‘A Brotherhood’ – How New Immigrant Denis Puric Found A Sense Of Belonging And Safety With His Breakdancing Crew

Denis Puric Nguyen Tran Duy Nhat ONE Fight Night 17 18

Denis “The Bosnian Menace” Puric didn’t know anybody when he moved to Canada from war-torn Bosnia, but he eventually found a group of friends who would become his family for life.

The 39-year-old flyweight Muay Thai star – who will face Jacob Smith at ONE Fight Night 21 on Prime Video in U.S. primetime on April 5 – found his tribe with a local breakdancing crew, but it offered him a lot more than just entertainment.

As a young man in a new city with nobody else to rely on, “The Bosnian Menace” needed the new group to fulfill a variety of roles in his life

He reflected on that period of his youth before battling Smith at Lumpinee Boxing Stadium in Bangkok, Thailand:

“In high school, I moved to a city named Hamilton, just outside of Toronto. During that time, the city was dangerous, filled with street gangs. Growing up, I never had brothers or sisters watching over me. I’m a lone soldier. But to survive, you had to be rolling with a couple of guys because the streets were dangerous.  

“I met a couple of guys in high school, they were Southeast Asian guys. A lot of them were from Cambodia, Vietnam, and Laos. I started hanging out with these guys, then I see them start doing their breakdancing thing. 

“It was those times when guys were carrying cardboards around, and they’d stop at a bus stop and bust a flare. So we created a breakdancing crew called ‘The Red Dragons.’ We had a lot of guys, man. We would go to places in the streets, and there would be breakdancing shows where we would compete with other crews. That was big in Hamilton.” 

Still finding his way in a new hometown, Puric could have been drawn to any of the cliques that high school offered, but something about “The Red Dragons” pulled him in. 

There was nothing selfish about the group. Instead, it was a collective that worked together – both in good times and bad.  

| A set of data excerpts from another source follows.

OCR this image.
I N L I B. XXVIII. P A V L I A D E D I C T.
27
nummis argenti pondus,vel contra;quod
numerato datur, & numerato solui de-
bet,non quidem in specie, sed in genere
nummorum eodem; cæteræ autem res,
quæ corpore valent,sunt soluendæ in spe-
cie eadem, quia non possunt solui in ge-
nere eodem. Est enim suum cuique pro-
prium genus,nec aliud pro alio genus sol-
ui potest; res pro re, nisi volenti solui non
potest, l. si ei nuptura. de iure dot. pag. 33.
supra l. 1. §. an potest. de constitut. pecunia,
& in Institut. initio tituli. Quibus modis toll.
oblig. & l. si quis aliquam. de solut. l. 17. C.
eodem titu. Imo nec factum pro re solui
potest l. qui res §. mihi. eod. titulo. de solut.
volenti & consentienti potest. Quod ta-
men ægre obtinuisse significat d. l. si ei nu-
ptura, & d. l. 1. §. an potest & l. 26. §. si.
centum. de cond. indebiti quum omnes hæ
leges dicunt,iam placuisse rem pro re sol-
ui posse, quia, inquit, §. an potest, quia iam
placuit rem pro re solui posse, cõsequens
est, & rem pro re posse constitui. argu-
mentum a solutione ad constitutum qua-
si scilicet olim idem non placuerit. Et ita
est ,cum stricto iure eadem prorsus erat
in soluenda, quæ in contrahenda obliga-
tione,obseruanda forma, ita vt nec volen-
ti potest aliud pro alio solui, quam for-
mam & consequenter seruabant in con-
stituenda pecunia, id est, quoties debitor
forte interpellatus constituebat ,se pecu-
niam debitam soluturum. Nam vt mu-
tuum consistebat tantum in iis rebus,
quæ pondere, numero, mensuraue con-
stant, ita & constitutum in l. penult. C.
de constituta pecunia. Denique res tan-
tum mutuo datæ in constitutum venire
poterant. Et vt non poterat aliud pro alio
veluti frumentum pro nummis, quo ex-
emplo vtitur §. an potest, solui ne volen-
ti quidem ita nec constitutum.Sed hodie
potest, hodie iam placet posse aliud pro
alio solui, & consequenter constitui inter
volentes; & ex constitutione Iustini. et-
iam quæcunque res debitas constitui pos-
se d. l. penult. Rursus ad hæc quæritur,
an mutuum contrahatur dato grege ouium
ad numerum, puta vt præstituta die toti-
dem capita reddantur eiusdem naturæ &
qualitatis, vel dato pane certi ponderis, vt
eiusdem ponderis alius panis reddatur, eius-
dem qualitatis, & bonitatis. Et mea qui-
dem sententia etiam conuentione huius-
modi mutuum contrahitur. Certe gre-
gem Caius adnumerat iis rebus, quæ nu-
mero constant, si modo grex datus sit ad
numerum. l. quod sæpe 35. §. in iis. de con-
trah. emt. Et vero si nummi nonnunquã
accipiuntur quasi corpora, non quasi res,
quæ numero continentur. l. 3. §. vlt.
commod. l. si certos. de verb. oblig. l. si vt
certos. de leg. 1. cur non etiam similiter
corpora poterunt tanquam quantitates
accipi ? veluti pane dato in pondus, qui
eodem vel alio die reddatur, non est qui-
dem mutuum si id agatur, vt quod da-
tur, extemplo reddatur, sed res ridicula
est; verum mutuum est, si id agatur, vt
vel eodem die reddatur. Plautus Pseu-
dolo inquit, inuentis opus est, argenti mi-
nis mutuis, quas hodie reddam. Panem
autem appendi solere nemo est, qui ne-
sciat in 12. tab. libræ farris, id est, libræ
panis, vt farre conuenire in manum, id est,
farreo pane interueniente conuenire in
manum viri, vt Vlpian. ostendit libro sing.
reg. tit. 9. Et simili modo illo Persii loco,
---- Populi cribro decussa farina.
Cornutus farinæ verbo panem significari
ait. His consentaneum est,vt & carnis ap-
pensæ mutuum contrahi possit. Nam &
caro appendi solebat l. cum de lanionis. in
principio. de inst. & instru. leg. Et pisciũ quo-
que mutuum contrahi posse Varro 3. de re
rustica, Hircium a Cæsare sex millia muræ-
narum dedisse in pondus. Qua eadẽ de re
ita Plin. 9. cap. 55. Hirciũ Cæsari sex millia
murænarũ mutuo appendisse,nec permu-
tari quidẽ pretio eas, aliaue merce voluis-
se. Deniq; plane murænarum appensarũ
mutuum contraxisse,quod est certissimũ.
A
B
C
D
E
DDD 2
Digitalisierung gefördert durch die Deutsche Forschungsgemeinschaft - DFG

The Team CSK representative recalled: 

“I was drawn to them because I felt the way they handled themselves was like a family. I saw a bunch of brothers. The way they hung out, it was always together. When they ate, they ate one meal together, whether it was one guy or 23 guys, everybody shared. That’s what drew me to them. 

“It was the way that they moved, and especially during those times, I wanted to be a part of that because it looked safe, it felt safe, and when one went down, everybody went down. So that’s how it was, survival of the fittest, and we survived because we had each other. We held it down like that.” 

What ‘The Red Dragons’ Meant To Denis Puric 

Most young people look for camaraderie in one form or another, whether from sports, music, video games, or any other type of subculture.  

For their part, “The Red Dragons” had a certain look that distinguished them from everybody else – though it sometimes attracted the wrong kind of attention. 

But while the locals might have thought they were unruly youths, Puric says that wasn’t the case, at least most of the time: 

“We were kids, man. They looked at us because we were wearing colors and going around as a group of guys who all looked thugged out with saggy pants. There were a lot of us, man. So imagine 50 to 70 guys walking around town wearing colors, people looked at you different. But we never went around causing trouble.  

“But there was a lot of trouble because it’s the streets, man. So basically, the reason why we got together was more to protect each other, and it became like a brotherhood.” 

Most teen collectives start to dissipate as the crew members get older, and while that was also true for “The Red Dragons,” it wasn’t the end of their friendships. 

Puric is still close with many of his old breakdancing buddies. At the same time, he’ll always miss their heyday when they were young and carefree.  

He added:

“Just being with the guys was the best thing about it. Going around from one part of town to the next part of town, breakdancing, battling, hanging out, being wild sometimes. Being kids!  

“That’s what I miss during those days because we were together all the time. And the bond together as a group is probably the one thing I miss the most. But it was a good time. Some of the best times.”